Sunday, October 28, 2007

My own lighting shader with blackjack and hookers

I am sorry for the delay in posts; I’ll try to keep it more regular, one post in a week or so.

Free Image Hosting at www.ImageShack.usSo, yesterday we were discussing various lighting approaches at local IRC chat, and someone said that it was impossible to make a ps.2.0 single-pass lighting shader for 8 lights with diffuse, specular and attenuation, of course with normal map. Well, I told him he was actually wrong, and that I can prove it. Proving it turned out to be a very fun and challenging task. I am going to share the resulting shader and the lessons learned with you.

From the start I knew it was not going to be easy – ps.2.0 means that no arbitrary swizzles are available (which can in some cases restrict possible optimizations), and there is a limit of 64 arithmetic instructions. Add to that the fact that there is no instruction pairing as in ps.1.x (which is rather strange, as all hardware I know of is capable of pairing vector and scalar instructions).

I decided to compute lighting in world space, as I thought that passing all lighting data from VS to PS is going to consume too much interpolators. So I passed world-space view vector, world-space position and tangent to world space conversion matrix from VS to PS, and had PS transform normal to world space and compute everything else. This proved to be insufficient to reach target result, but I am going to show you the shader anyway, as it has some interesting ideas, some of which are still in the final shader.

Here is the shader: link. Ignore stuff like bindings.h, TRILINEAR_SAMPLER, etc. – these are to allow FX Composer bindings of parameters.

Interesting things to note:

  1. For world-space lighting, there is no need to do normal expansion (normal * 2 – 1), you can encode it into tangent space -> world space conversion matrix. Saves 1 instruction.

  2. Vectorize like crazy. You can do a lot of stuff cheaper if you vectorize your calculations. For example, here we have 8 lights, that’s 2 groups, 4 lights in each one. You can save instructions on computing attenuation for 4 lights at once (you get 1 mad instruction for 4 lights, instead of 1 mad instruction per light), you can save a lot of instructions for specular computations (read below), etc.

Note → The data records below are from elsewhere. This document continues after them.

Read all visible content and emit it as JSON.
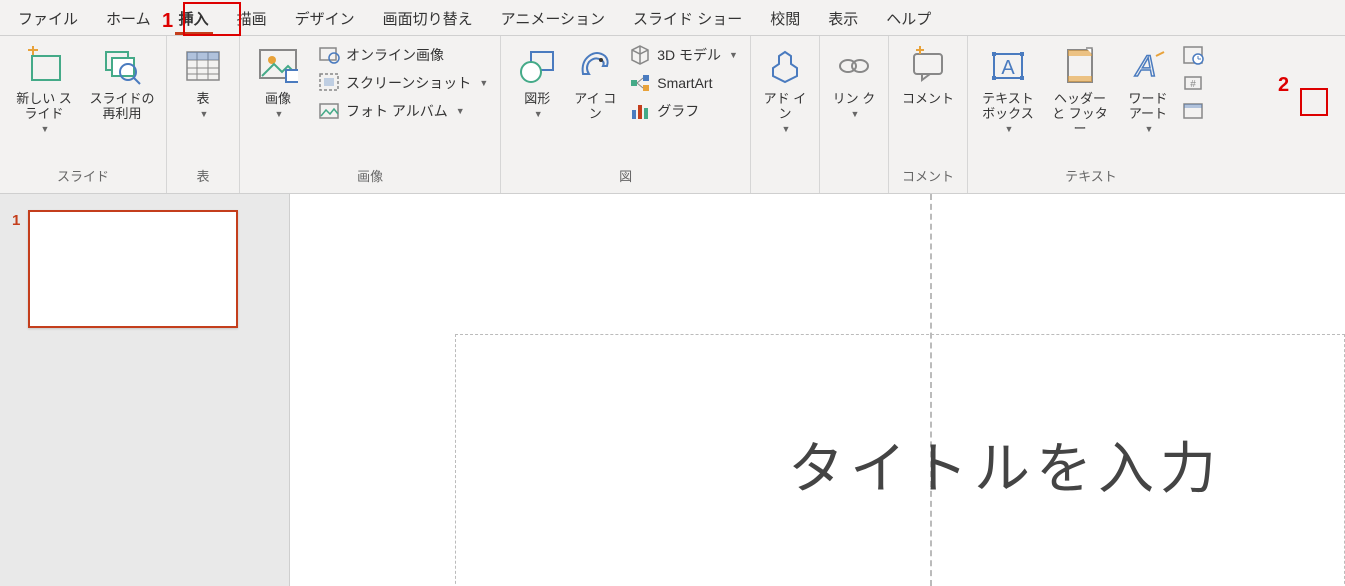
{
  "tabs": [
    "ファイル",
    "ホーム",
    "挿入",
    "描画",
    "デザイン",
    "画面切り替え",
    "アニメーション",
    "スライド ショー",
    "校閲",
    "表示",
    "ヘルプ"
  ],
  "active_tab": 2,
  "groups": {
    "slide": {
      "label": "スライド",
      "new_slide": "新しい\nスライド",
      "reuse": "スライドの\n再利用"
    },
    "table": {
      "label": "表",
      "table": "表"
    },
    "image": {
      "label": "画像",
      "image": "画像",
      "online": "オンライン画像",
      "screenshot": "スクリーンショット",
      "album": "フォト アルバム"
    },
    "illust": {
      "label": "図",
      "shapes": "図形",
      "icons": "アイ\nコン",
      "model3d": "3D モデル",
      "smartart": "SmartArt",
      "chart": "グラフ"
    },
    "addin": {
      "label": "",
      "addin": "アド\nイン"
    },
    "link": {
      "label": "",
      "link": "リン\nク"
    },
    "comment": {
      "label": "コメント",
      "comment": "コメント"
    },
    "text": {
      "label": "テキスト",
      "textbox": "テキスト\nボックス",
      "header": "ヘッダーと\nフッター",
      "wordart": "ワード\nアート"
    }
  },
  "thumb_num": "1",
  "slide_title": "タイトルを入力",
  "annotations": {
    "a1": "1",
    "a2": "2"
  }
}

  3. If you want to add a lot of scalar values, dot is your friend. dot(value, 1) will add all components of value.

  4. Be smart about replacing equations with equivalent ones. For example, naïve Phong specular equation is dot(R, V), where R is reflected light vector. In this case, you have to do reflect() for each light. Reflect is not quite cheap, and, as we have 8 lights and only 64 instructions, every instruction that’s executed per light is very expensive. But dot(reflect(L, N), V) is equal to dot(reflect(V, N), L) (V is a view vector), which requires only a single reflect().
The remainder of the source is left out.